Placencia y Zegers interpretan con una sinceridad apabullante a una pareja que a pesar de su inconformismo con la cotidianidad que los absorbe, a ratos logra contenerse mutuamente y tener una complicidad que da cuenta de un amor inicial, de una pasión abandonada por la rutina y la incomunicación, que finalmente nos guía a una explosión de rabia y auto-compasión. Mediante una puesta en escena que va dosificando de manera precisa información, silencios y sentimientos, los actores nos llevan en una montaña rusa de sensaciones de cariño y rechazo hacia los personajes y lo que representan.

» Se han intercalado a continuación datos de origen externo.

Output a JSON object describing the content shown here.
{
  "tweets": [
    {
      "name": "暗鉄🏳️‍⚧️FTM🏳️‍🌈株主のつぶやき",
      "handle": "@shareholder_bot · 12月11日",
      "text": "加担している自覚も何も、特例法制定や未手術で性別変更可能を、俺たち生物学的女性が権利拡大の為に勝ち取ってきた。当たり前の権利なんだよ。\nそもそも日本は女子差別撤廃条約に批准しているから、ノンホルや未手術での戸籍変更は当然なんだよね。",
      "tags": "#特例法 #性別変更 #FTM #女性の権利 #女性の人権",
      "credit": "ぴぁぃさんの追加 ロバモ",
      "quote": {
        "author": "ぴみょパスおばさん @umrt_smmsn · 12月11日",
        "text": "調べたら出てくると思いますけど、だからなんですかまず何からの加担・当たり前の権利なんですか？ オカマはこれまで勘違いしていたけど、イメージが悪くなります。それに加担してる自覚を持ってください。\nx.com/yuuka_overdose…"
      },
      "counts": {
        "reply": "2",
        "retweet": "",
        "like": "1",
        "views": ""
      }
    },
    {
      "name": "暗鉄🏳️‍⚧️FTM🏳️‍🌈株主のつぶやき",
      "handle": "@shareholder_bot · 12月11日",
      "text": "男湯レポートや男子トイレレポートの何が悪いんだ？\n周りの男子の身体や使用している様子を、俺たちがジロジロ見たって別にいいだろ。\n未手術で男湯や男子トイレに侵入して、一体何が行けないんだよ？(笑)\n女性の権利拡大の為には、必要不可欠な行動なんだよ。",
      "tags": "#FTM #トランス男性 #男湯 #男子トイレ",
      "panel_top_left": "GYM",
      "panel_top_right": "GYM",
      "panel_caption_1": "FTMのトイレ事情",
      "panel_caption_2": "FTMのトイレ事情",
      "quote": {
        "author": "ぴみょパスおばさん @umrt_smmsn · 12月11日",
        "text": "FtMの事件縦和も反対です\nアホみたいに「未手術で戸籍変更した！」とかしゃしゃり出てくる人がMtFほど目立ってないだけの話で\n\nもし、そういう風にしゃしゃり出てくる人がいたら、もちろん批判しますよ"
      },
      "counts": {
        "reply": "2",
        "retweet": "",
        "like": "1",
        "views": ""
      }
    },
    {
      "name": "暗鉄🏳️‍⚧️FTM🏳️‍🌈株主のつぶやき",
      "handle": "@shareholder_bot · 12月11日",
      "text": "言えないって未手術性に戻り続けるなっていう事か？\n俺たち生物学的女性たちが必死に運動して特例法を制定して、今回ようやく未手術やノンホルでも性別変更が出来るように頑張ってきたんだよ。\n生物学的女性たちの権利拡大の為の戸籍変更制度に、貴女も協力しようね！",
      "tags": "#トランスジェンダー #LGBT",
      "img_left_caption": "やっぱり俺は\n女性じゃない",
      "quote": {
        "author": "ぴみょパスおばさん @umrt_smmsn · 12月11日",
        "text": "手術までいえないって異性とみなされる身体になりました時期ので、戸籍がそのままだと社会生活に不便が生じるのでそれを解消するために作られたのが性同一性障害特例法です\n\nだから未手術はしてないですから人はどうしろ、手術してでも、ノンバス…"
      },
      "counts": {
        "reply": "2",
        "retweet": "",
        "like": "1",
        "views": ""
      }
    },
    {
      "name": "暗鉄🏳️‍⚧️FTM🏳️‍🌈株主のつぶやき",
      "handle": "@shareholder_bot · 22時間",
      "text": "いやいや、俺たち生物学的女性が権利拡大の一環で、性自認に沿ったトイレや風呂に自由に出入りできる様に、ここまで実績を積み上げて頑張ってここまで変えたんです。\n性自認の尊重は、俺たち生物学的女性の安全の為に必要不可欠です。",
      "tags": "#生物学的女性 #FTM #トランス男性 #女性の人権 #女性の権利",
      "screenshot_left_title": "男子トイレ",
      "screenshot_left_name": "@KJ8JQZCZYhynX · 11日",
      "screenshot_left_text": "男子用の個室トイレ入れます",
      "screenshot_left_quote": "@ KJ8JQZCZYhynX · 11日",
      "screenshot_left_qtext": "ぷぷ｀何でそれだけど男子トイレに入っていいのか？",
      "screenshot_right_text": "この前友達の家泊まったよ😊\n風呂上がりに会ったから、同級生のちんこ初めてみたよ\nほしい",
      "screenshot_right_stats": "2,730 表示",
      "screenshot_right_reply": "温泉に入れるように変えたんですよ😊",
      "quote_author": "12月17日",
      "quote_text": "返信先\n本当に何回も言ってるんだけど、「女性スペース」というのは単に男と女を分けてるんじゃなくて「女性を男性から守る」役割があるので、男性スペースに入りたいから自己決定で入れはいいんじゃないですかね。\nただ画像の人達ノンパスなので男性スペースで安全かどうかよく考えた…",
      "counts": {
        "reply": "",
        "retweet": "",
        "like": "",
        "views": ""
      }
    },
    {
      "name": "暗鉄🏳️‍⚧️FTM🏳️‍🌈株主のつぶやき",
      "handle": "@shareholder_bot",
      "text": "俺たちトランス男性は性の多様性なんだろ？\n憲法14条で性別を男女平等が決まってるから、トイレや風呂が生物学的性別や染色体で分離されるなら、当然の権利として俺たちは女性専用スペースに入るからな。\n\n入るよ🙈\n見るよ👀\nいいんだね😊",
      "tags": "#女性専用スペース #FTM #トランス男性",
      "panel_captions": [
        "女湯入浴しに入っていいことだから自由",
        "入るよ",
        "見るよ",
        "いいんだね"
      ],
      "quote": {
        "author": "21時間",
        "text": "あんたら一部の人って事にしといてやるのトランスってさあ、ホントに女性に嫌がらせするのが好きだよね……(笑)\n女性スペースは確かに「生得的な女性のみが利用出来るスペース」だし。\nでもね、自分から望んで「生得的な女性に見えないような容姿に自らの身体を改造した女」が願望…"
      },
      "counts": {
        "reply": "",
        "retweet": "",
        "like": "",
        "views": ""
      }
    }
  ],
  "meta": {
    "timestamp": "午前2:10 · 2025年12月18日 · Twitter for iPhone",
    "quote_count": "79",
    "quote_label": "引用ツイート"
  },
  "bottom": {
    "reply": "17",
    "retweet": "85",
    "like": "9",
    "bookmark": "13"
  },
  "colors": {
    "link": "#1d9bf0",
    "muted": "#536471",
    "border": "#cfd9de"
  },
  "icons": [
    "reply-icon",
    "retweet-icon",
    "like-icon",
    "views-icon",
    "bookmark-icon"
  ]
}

El problema fundamental que plantea Verde es el tema de la incomunicación que lleva a la violencia, sea esta auto-inflingida o hacia los demás. En la vida actual, alienada y solitaria, pareciera que mientras más tratamos de comunicarnos con un otro, cualquier otro, más nos hundimos en un sinsentido y un pesar, aquel que ya ha sido (d)escrito mejor por Camus y Sartre.

Verde trabajada de otra forma no habría sobrevivido. Su peso y sostén es una combinación de elementos, principalmente vinculados a los diálogos y los actores. Espinoza es un gran escritor de parlamentos y logra mantener al espectador cautivado con sus personajes mediante ello.